Сидит это он с трубкой на табуретке или на верстаке и говорит: «Нет уж, брат, шалишь! Вот кто молодец – так это я: что я ни начну делать, все выйдет хорошо, а у вас сноровки нет… Вы у меня учитесь…»
– Полно тебе турусы-то на колесах разводить. Ну скажи, что ты хорошего сделал? – говорит один работник.
– Ах ты! Почну я тебя щепать вот этой доской, – сердится Степан Еремеич. Все, знаешь, хохочут.
– Не тронь его, братцы! Он на вонтараты халаты шил.
– Ах ты, сволочь!
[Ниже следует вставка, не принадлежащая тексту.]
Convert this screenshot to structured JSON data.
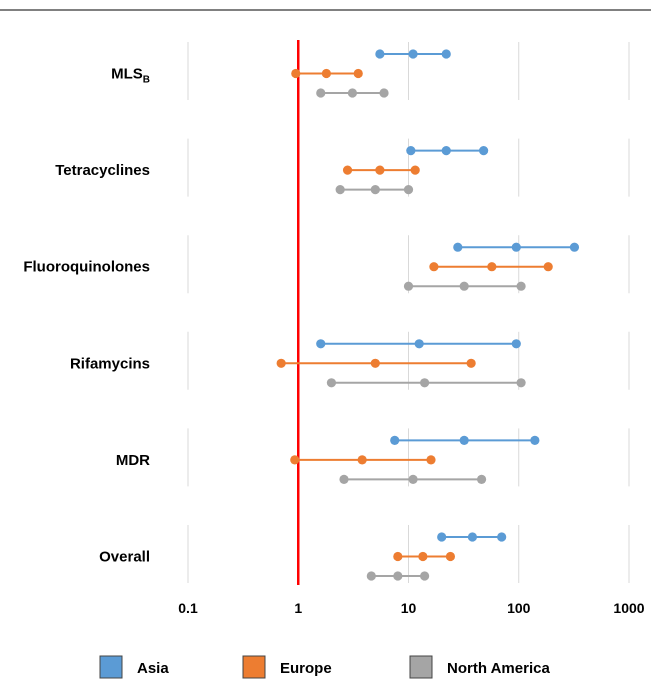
{
  "chart_data": {
    "type": "dumbbell",
    "x_scale": "log",
    "xlim": [
      0.1,
      1000
    ],
    "xticks": [
      "0.1",
      "1",
      "10",
      "100",
      "1000"
    ],
    "reference_line": {
      "x": 1,
      "color": "#ff0000"
    },
    "grid": "vertical",
    "legend_position": "bottom",
    "categories": [
      {
        "name": "MLS",
        "sub": "B"
      },
      {
        "name": "Tetracyclines",
        "sub": ""
      },
      {
        "name": "Fluoroquinolones",
        "sub": ""
      },
      {
        "name": "Rifamycins",
        "sub": ""
      },
      {
        "name": "MDR",
        "sub": ""
      },
      {
        "name": "Overall",
        "sub": ""
      }
    ],
    "series": [
      {
        "name": "Asia",
        "color": "#5b9bd5",
        "values": [
          [
            5.5,
            11,
            22
          ],
          [
            10.5,
            22,
            48
          ],
          [
            28,
            95,
            320
          ],
          [
            1.6,
            12.5,
            95
          ],
          [
            7.5,
            32,
            140
          ],
          [
            20,
            38,
            70
          ]
        ]
      },
      {
        "name": "Europe",
        "color": "#ed7d31",
        "values": [
          [
            0.95,
            1.8,
            3.5
          ],
          [
            2.8,
            5.5,
            11.5
          ],
          [
            17,
            57,
            185
          ],
          [
            0.7,
            5,
            37
          ],
          [
            0.93,
            3.8,
            16
          ],
          [
            8,
            13.5,
            24
          ]
        ]
      },
      {
        "name": "North America",
        "color": "#a5a5a5",
        "values": [
          [
            1.6,
            3.1,
            6
          ],
          [
            2.4,
            5,
            10
          ],
          [
            10,
            32,
            105
          ],
          [
            2,
            14,
            105
          ],
          [
            2.6,
            11,
            46
          ],
          [
            4.6,
            8,
            14
          ]
        ]
      }
    ]
  }
}
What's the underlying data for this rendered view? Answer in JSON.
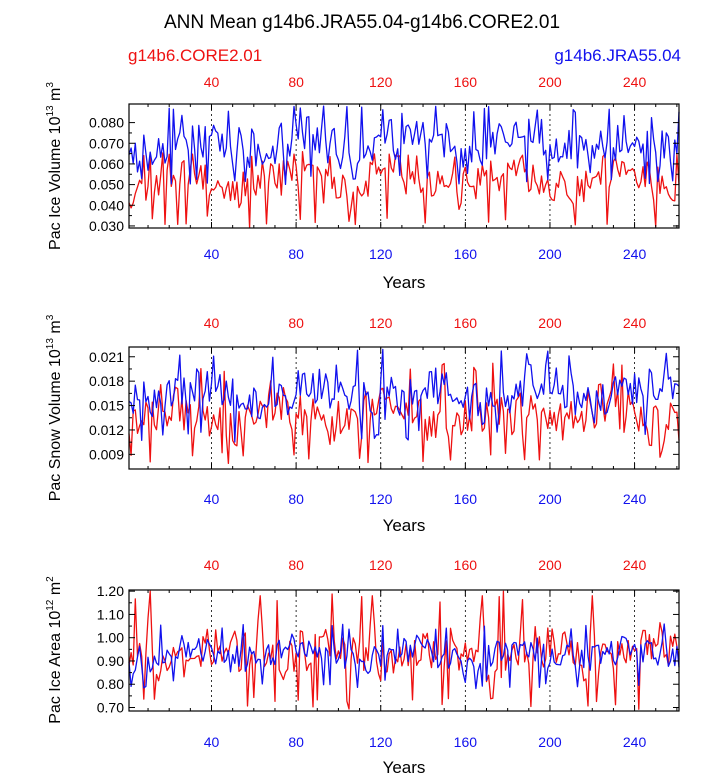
{
  "title": "ANN Mean g14b6.JRA55.04-g14b6.CORE2.01",
  "legend": {
    "left_label": "g14b6.CORE2.01",
    "right_label": "g14b6.JRA55.04"
  },
  "colors": {
    "series_red": "#ee1111",
    "series_blue": "#1111ee",
    "axis": "#000000",
    "gridline": "#000000"
  },
  "chart_data": [
    {
      "type": "line",
      "ylabel": "Pac Ice Volume",
      "yunit_base": "10",
      "yunit_exp": "13",
      "yunit_tail": "m",
      "yunit_tail_exp": "3",
      "xlabel": "Years",
      "xlim": [
        1,
        261
      ],
      "ylim": [
        0.029,
        0.089
      ],
      "yticks": [
        0.03,
        0.04,
        0.05,
        0.06,
        0.07,
        0.08
      ],
      "ytick_labels": [
        "0.030",
        "0.040",
        "0.050",
        "0.060",
        "0.070",
        "0.080"
      ],
      "xticks": [
        40,
        80,
        120,
        160,
        200,
        240
      ],
      "xtick_labels": [
        "40",
        "80",
        "120",
        "160",
        "200",
        "240"
      ],
      "top_xtick_labels": [
        "40",
        "80",
        "120",
        "160",
        "200",
        "240"
      ],
      "vertical_dashed_gridlines_at": [
        40,
        80,
        120,
        160,
        200,
        240
      ],
      "series": [
        {
          "name": "g14b6.CORE2.01",
          "color": "#ee1111",
          "mean": 0.052,
          "amp": 0.0075,
          "min": 0.029,
          "max": 0.066,
          "period": 52,
          "seed": 11
        },
        {
          "name": "g14b6.JRA55.04",
          "color": "#1111ee",
          "mean": 0.07,
          "amp": 0.008,
          "min": 0.05,
          "max": 0.088,
          "period": 52,
          "seed": 23
        }
      ]
    },
    {
      "type": "line",
      "ylabel": "Pac Snow Volume",
      "yunit_base": "10",
      "yunit_exp": "13",
      "yunit_tail": "m",
      "yunit_tail_exp": "3",
      "xlabel": "Years",
      "xlim": [
        1,
        261
      ],
      "ylim": [
        0.0072,
        0.0222
      ],
      "yticks": [
        0.009,
        0.012,
        0.015,
        0.018,
        0.021
      ],
      "ytick_labels": [
        "0.009",
        "0.012",
        "0.015",
        "0.018",
        "0.021"
      ],
      "xticks": [
        40,
        80,
        120,
        160,
        200,
        240
      ],
      "xtick_labels": [
        "40",
        "80",
        "120",
        "160",
        "200",
        "240"
      ],
      "top_xtick_labels": [
        "40",
        "80",
        "120",
        "160",
        "200",
        "240"
      ],
      "vertical_dashed_gridlines_at": [
        40,
        80,
        120,
        160,
        200,
        240
      ],
      "series": [
        {
          "name": "g14b6.CORE2.01",
          "color": "#ee1111",
          "mean": 0.0138,
          "amp": 0.0022,
          "min": 0.0078,
          "max": 0.0205,
          "period": 52,
          "seed": 37
        },
        {
          "name": "g14b6.JRA55.04",
          "color": "#1111ee",
          "mean": 0.0165,
          "amp": 0.0021,
          "min": 0.0105,
          "max": 0.0219,
          "period": 52,
          "seed": 41
        }
      ]
    },
    {
      "type": "line",
      "ylabel": "Pac Ice Area",
      "yunit_base": "10",
      "yunit_exp": "12",
      "yunit_tail": "m",
      "yunit_tail_exp": "2",
      "xlabel": "Years",
      "xlim": [
        1,
        261
      ],
      "ylim": [
        0.685,
        1.205
      ],
      "yticks": [
        0.7,
        0.8,
        0.9,
        1.0,
        1.1,
        1.2
      ],
      "ytick_labels": [
        "0.70",
        "0.80",
        "0.90",
        "1.00",
        "1.10",
        "1.20"
      ],
      "xticks": [
        40,
        80,
        120,
        160,
        200,
        240
      ],
      "xtick_labels": [
        "40",
        "80",
        "120",
        "160",
        "200",
        "240"
      ],
      "top_xtick_labels": [
        "40",
        "80",
        "120",
        "160",
        "200",
        "240"
      ],
      "vertical_dashed_gridlines_at": [
        40,
        80,
        120,
        160,
        200,
        240
      ],
      "series": [
        {
          "name": "g14b6.CORE2.01",
          "color": "#ee1111",
          "mean": 0.93,
          "amp": 0.07,
          "min": 0.69,
          "max": 1.2,
          "period": 52,
          "seed": 53,
          "spikes": [
            [
              11,
              1.2
            ],
            [
              63,
              1.18
            ],
            [
              116,
              1.18
            ],
            [
              168,
              1.18
            ],
            [
              220,
              1.18
            ]
          ]
        },
        {
          "name": "g14b6.JRA55.04",
          "color": "#1111ee",
          "mean": 0.93,
          "amp": 0.045,
          "min": 0.78,
          "max": 1.06,
          "period": 52,
          "seed": 67
        }
      ]
    }
  ]
}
Небось получше твоего… Ишь, какой зубоскал!..
– Ну уж, шить и теперь не умеешь.
– Варнак ты, варнак, как я погляжу; в Сибири, пес, верно, не бывал! – злится Степан Еремеич, а из мастерской нейдет. Его пуще злят.
– И жил-то ты как? Начальство обманывал.
– Ну, брат, шалишь. Кто начальство обманет, семи ден не проживет. Эк ты к слову что сказал! А ты скажи, как твой отец-то жил?
– Что мой отец? Мой отец жил, как и все прочие грешные.
– То-то оно и есть… Губа-то не дура, верно…
Больше всего любил он похвастаться Тимофеем Степанычем.
– А почто ты у него в работниках живешь?
– Какой я работник? Кабы я жалованье получал, был бы работник. Сыну, брат, я не работник, а потому управляю, что скука берет без дела жить.
Степан Еремеич был человек простой и любил, как говорится, душу отвести с ребятами да побраниться, и никаких драк из-за худых слов не заводил, и не сердился ни на кого. Любил он также и кутнуть с ними в воскресенье, когда они были свободны от работы, и кутил на их счет. Ребята его любили и звали дедком. Это имя ему нравилось, а если кто называл его стариком – он ругался, и его почти каждый день дразнили стариком.